AU-Friedenssoldaten unter Beschuss / Piraterie nimmt zu

Von Anton Holberg *

Die Lage im sogenannten gescheiterten Staat Somalia bleibt bedrohlich. Zwei Friedenssoldaten der Afrikanischen Union wurden seit Sonntag getötet, mehrere verletzt. Die Europäische Union will unterdessen entschiedener gegen Piraten vor Somalia vorgehen.

Die Lage innerhalb Somalias lässt die Europäische Union vergleichsweise kalt. Obwohl die UNO nach 18 Jahren Bürgerkrieg von der »größten humanitären Krise der Welt« spricht, halten sich die diplomatischen Bemühungen der EU in Grenzen. Anders sieht es dort aus, wo ureigene Interessen bedroht sind. Nach der Entführung unter anderem eines deutschen Handelsschiffes vor Ostafrika will die Europäische Union entschiedener gegen Piraten vorgehen. Die EU-Außenminister ebneten am Montag in Brüssel den Weg für einen Einsatz von Kriegsschiffen vor der Küste Somalias, wie aus einer gemeinsamen Erklärung hervorgeht. Erst vergangene Woche war das entführte deutsche Frachtschiff »BBC Trinidad«, das sich länger als drei Wochen in den Händen von Piraten befand, wieder freigekommen. Am Wochenende wurden auch zwei französische Geiseln mit Unterstützung der Bundeswehr aus Piratenhaft befreit. Neben Deutschland sei auch Malaysia an der Aktion vor der Küste des ostafrikanischen Landes beteiligt gewesen, sagte der französische Präsident Nicolas Sarkozy am Dienstag vor Journalisten in Paris.

Piraterie gehört in Somalia zu den wenigen florierenden Geschäftszweigen. Eine Untersuchung im Auftrag der UNO hat festgestellt, dass momentan 3,25 Millionen der neun Millionen Bewohner Somalias nur dank direkter Hilfe überleben können. Diese Zahl liegt um 77 Prozent über der Schätzung vom Jahresbeginn.

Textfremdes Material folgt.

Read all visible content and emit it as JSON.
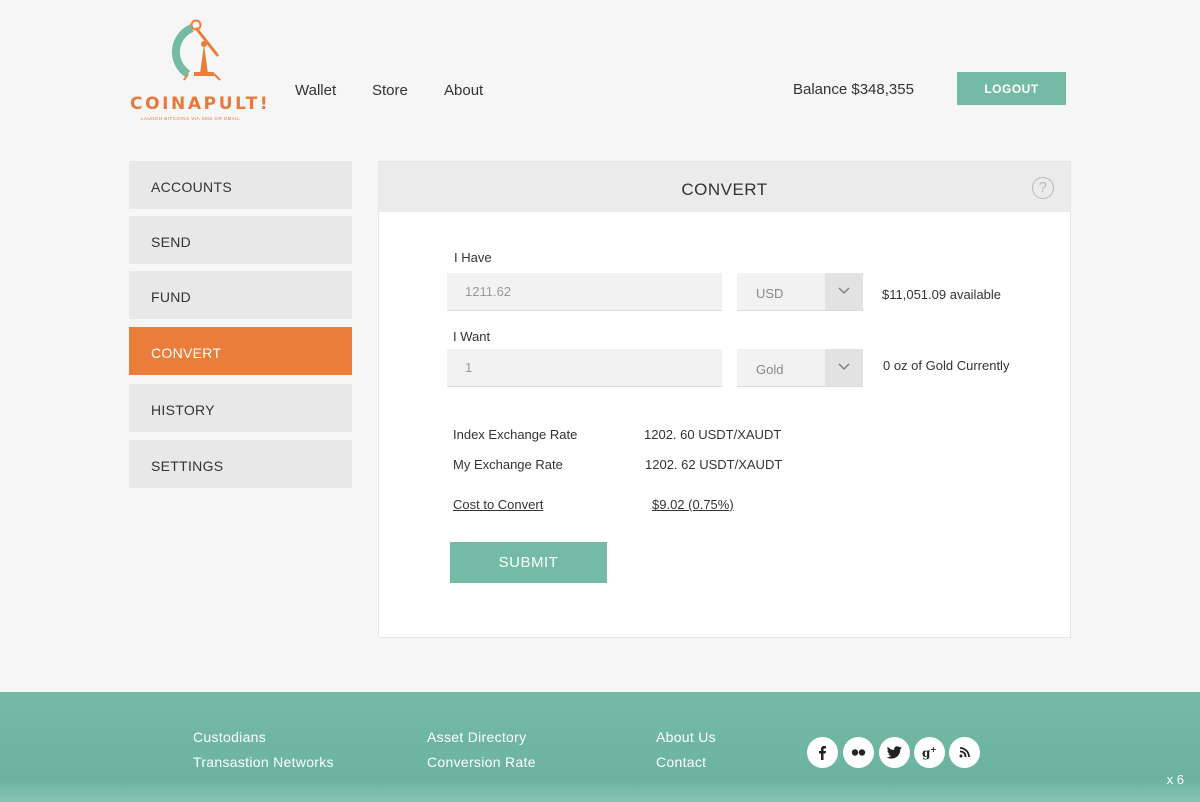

Nahrungsmittel sind binnen Jahresfrist um 700 Prozent teurer geworden. Durch Piraterie versorgen sich deshalb nicht zuletzt auch die verschiedenen bewaffneten Lager des Landes. Das alles sind Kennzeichen des Niedergangs, der durch die derzeit herrschende Dürre noch beschleunigt wird.

Die äthiopische Invasion im Dezember 2006, darauf gerichtet, die Regierung der Union Islamischer Gerichtshöfe (UIC) zu vertreiben, war nicht nur eine Reaktion auf die angenommene Gefahr eines gewaltsamen, islamistisch unterstützen Anschlusses der äthiopischen Region Ogaden an das somalische »Mutterland«. Die bewaffnete Einmischung Äthiopiens war ebenso sehr Teil des USamerikanischen Krieges gegen den Terror. Schon einmal, 1993, hatten USA-Truppen Somalia geschlagen verlassen müssen. Auch dieses Mal leisteten die USA dem äthiopischen Vorgehen nicht nur politische Rückendeckung. Die US-Luftwaffe flog überdies eine Reihe von Angriffen, denen jedes Mal eine größere Zahl von Zivilisten zum Opfer fielen.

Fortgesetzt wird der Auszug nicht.